The truth was, I went in willingly.  She didn’t force me, or put me into an enchanted sleep until the deed was done.  She told me she wanted to protect me, to keep me from the horrible things of the world.  And I was a vain and naïve child.  She told me I was beautiful and I believed her—it was very lucky for me that I truly was.  She might have had a twisted perspective of the world, and she might have taken advantage of my young and trusting mind, but I did trust her, and if I had the option of going back now—not to the tower, understand, but to her—I probably would.

She had been beautiful once, and loved and admired for her talents, one of the last of her kind, of the revered witches.  She was born too late, outlived her sisters, was chased and persecuted.  Can you blame her for wanting to hold fast to something, someone she loved?

I harbor no illusions, however.  I know she is not my true mother, that she stole me from a pair of peasants as a display of power.  I’ve seen them, since, the woman staring longingly after me, a woman who looks like me, who I used to dream of though I was hardly old enough to remember her when I was taken.

But that woman never brushed my long golden hair, or told me stories of the songs the moon would sing, long ago, as my mother did.  My rescuer would only have me remember that in my tower I had no door, but I had a window, and the sky, and every possibility open to the imagination that those things could bring me.

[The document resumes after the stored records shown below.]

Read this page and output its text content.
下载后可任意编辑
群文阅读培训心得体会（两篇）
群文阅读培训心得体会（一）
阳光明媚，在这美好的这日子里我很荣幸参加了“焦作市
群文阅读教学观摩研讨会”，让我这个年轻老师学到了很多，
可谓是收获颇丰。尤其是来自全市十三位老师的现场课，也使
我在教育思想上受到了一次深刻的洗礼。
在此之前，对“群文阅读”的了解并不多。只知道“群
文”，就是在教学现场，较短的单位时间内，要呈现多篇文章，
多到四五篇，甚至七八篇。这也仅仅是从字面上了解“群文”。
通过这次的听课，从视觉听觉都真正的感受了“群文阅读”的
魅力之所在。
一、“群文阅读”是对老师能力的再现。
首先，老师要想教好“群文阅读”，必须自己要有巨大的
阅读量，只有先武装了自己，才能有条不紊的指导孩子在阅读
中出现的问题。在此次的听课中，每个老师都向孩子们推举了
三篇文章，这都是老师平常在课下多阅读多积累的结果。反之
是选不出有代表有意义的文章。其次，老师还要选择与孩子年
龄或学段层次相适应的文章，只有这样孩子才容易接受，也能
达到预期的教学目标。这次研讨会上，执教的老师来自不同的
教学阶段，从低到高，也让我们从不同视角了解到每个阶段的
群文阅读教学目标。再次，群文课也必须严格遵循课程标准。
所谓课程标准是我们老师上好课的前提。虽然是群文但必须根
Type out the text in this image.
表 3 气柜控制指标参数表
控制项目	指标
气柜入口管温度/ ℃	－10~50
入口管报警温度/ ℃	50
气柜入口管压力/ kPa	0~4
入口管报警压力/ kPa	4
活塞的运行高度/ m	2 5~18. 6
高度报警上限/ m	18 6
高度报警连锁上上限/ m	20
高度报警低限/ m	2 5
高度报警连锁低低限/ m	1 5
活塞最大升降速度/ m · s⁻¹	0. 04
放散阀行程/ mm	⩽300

It was more difficult than I can tell to leave that cozy room, full of all the lovely things she could give me.  To give up my entire world, just for him.  She would most likely kill me now, the poor woman, as I’ve betrayed all her trust and broken her heart.  That he is a prince, that he is rich and handsome and benevolent, is easily enough understood.  That he is worth it… remains to be seen.